Since 2011 I have photographed quite a few electronic dance music shows… I have photographed a lot of big names in the EDM shows from Tiesto to Armin van Duuren. I usually stay away from the stage and focus on the crowd and the view from the crowd. I love using the light from the stage to outline some of the attendees. I know security hates it but I love it when folks get up on the shoulders of others. It makes for a better isolated subject.
The advantage (and disadvantage) of shooting from in the crowd is that you have to wait until you get a good silhouette, then you have to hope that the light from the stage will give you something cool. When it works, it really works.
The problem with shooting from the middle of the crowd is that sometimes the attendees can get a little wild when dancing and bump, jostle and hit my gear. I try to keep my cameras in close to my body but it does seem that the more I protect my gear the more I get bumped.

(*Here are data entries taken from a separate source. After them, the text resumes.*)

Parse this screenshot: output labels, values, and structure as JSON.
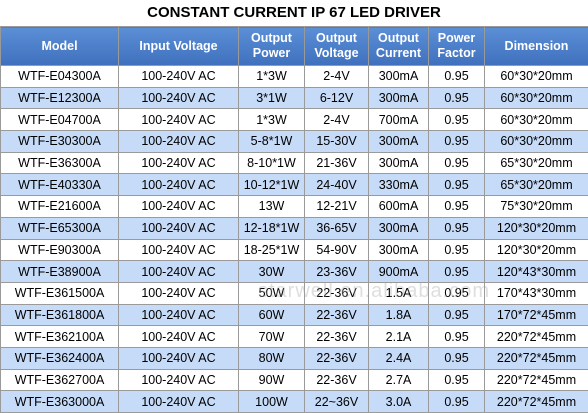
{
  "title": "CONSTANT CURRENT IP 67 LED DRIVER",
  "watermark": "starwell.en.alibaba.com",
  "table": {
    "headers": [
      "Model",
      "Input Voltage",
      "Output Power",
      "Output Voltage",
      "Output Current",
      "Power Factor",
      "Dimension"
    ],
    "rows": [
      [
        "WTF-E04300A",
        "100-240V AC",
        "1*3W",
        "2-4V",
        "300mA",
        "0.95",
        "60*30*20mm"
      ],
      [
        "WTF-E12300A",
        "100-240V AC",
        "3*1W",
        "6-12V",
        "300mA",
        "0.95",
        "60*30*20mm"
      ],
      [
        "WTF-E04700A",
        "100-240V AC",
        "1*3W",
        "2-4V",
        "700mA",
        "0.95",
        "60*30*20mm"
      ],
      [
        "WTF-E30300A",
        "100-240V AC",
        "5-8*1W",
        "15-30V",
        "300mA",
        "0.95",
        "60*30*20mm"
      ],
      [
        "WTF-E36300A",
        "100-240V AC",
        "8-10*1W",
        "21-36V",
        "300mA",
        "0.95",
        "65*30*20mm"
      ],
      [
        "WTF-E40330A",
        "100-240V AC",
        "10-12*1W",
        "24-40V",
        "330mA",
        "0.95",
        "65*30*20mm"
      ],
      [
        "WTF-E21600A",
        "100-240V AC",
        "13W",
        "12-21V",
        "600mA",
        "0.95",
        "75*30*20mm"
      ],
      [
        "WTF-E65300A",
        "100-240V AC",
        "12-18*1W",
        "36-65V",
        "300mA",
        "0.95",
        "120*30*20mm"
      ],
      [
        "WTF-E90300A",
        "100-240V AC",
        "18-25*1W",
        "54-90V",
        "300mA",
        "0.95",
        "120*30*20mm"
      ],
      [
        "WTF-E38900A",
        "100-240V AC",
        "30W",
        "23-36V",
        "900mA",
        "0.95",
        "120*43*30mm"
      ],
      [
        "WTF-E361500A",
        "100-240V AC",
        "50W",
        "22-36V",
        "1.5A",
        "0.95",
        "170*43*30mm"
      ],
      [
        "WTF-E361800A",
        "100-240V AC",
        "60W",
        "22-36V",
        "1.8A",
        "0.95",
        "170*72*45mm"
      ],
      [
        "WTF-E362100A",
        "100-240V AC",
        "70W",
        "22-36V",
        "2.1A",
        "0.95",
        "220*72*45mm"
      ],
      [
        "WTF-E362400A",
        "100-240V AC",
        "80W",
        "22-36V",
        "2.4A",
        "0.95",
        "220*72*45mm"
      ],
      [
        "WTF-E362700A",
        "100-240V AC",
        "90W",
        "22-36V",
        "2.7A",
        "0.95",
        "220*72*45mm"
      ],
      [
        "WTF-E363000A",
        "100-240V AC",
        "100W",
        "22~36V",
        "3.0A",
        "0.95",
        "220*72*45mm"
      ]
    ]
  }
}
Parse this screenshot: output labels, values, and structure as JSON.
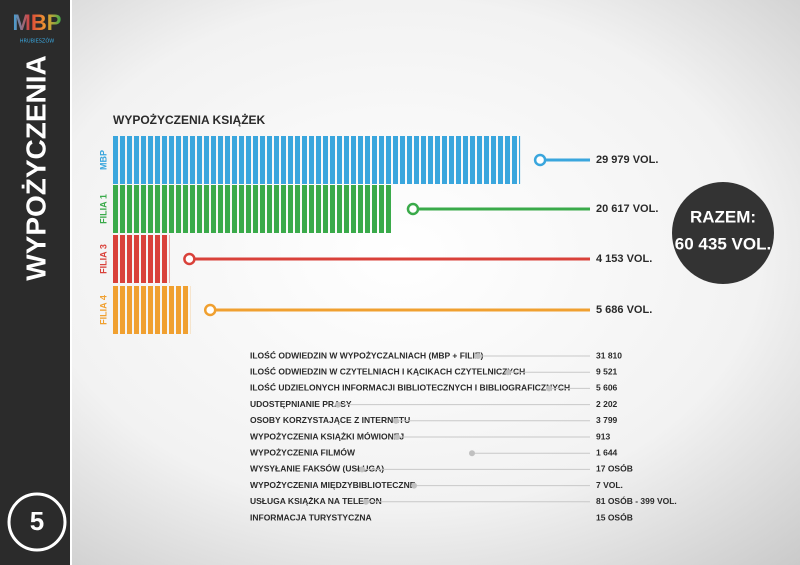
{
  "sidebar": {
    "logo": "MBP",
    "logo_sub": "HRUBIESZÓW",
    "title": "WYPOŻYCZENIA",
    "page": "5"
  },
  "chart_data": {
    "type": "bar",
    "orientation": "horizontal",
    "title": "WYPOŻYCZENIA KSIĄŻEK",
    "categories": [
      "MBP",
      "FILIA 1",
      "FILIA 3",
      "FILIA 4"
    ],
    "values": [
      29979,
      20617,
      4153,
      5686
    ],
    "value_labels": [
      "29 979 VOL.",
      "20 617 VOL.",
      "4 153 VOL.",
      "5 686 VOL."
    ],
    "colors": [
      "#3aa6dd",
      "#3aaa4a",
      "#d9413a",
      "#f0a030"
    ]
  },
  "total": {
    "label": "RAZEM:",
    "value": "60 435 VOL."
  },
  "stats": {
    "rows": [
      {
        "label": "ILOŚĆ ODWIEDZIN W WYPOŻYCZALNIACH (MBP + FILIE)",
        "value": "31 810"
      },
      {
        "label": "ILOŚĆ ODWIEDZIN W CZYTELNIACH I KĄCIKACH CZYTELNICZYCH",
        "value": "9 521"
      },
      {
        "label": "ILOŚĆ UDZIELONYCH INFORMACJI BIBLIOTECZNYCH I BIBLIOGRAFICZNYCH",
        "value": "5 606"
      },
      {
        "label": "UDOSTĘPNIANIE PRASY",
        "value": "2 202"
      },
      {
        "label": "OSOBY KORZYSTAJĄCE Z INTERNETU",
        "value": "3 799"
      },
      {
        "label": "WYPOŻYCZENIA KSIĄŻKI MÓWIONEJ",
        "value": "913"
      },
      {
        "label": "WYPOŻYCZENIA FILMÓW",
        "value": "1 644"
      },
      {
        "label": "WYSYŁANIE FAKSÓW (USŁUGA)",
        "value": "17 OSÓB"
      },
      {
        "label": "WYPOŻYCZENIA MIĘDZYBIBLIOTECZNE",
        "value": "7 VOL."
      },
      {
        "label": "USŁUGA KSIĄŻKA NA TELEFON",
        "value": "81 OSÓB - 399 VOL."
      },
      {
        "label": "INFORMACJA TURYSTYCZNA",
        "value": "15 OSÓB"
      }
    ]
  }
}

Fast shutter speeds freeze action, but they also don’t allow the light to paint the scene. For many of these shots I usually drop my shutter speed to 1/60 or 1/80 second to allow the light to spread out over the whole scene. It’s a balancing act to freeze the performers and the allow time to get the color wash from the light.
Some of the performers have great light when they are performing. An angle up in the seats allowed me to get details of the hands and DJ step without going on the stage.
Then there was this light. A bright white spotlight from the rear that seems to emanate from the performer.
Or even better, then the lights just seem to work for you
Finally, getting in position for things like balloon drops can give you a great perspective on the whole event. Here I shot the balloon drop with a 16mm fisheye from the middle of the crowd.
All images shot with a Nikon D4 and Nikon D700 with a 24-70mm f/2.8, 16mm f/2.8 and a 70-200mm f/2.8 with a 1.4 tele-extender and captured on Sony XQD cards and Hoodman Raw CompactFlash cards.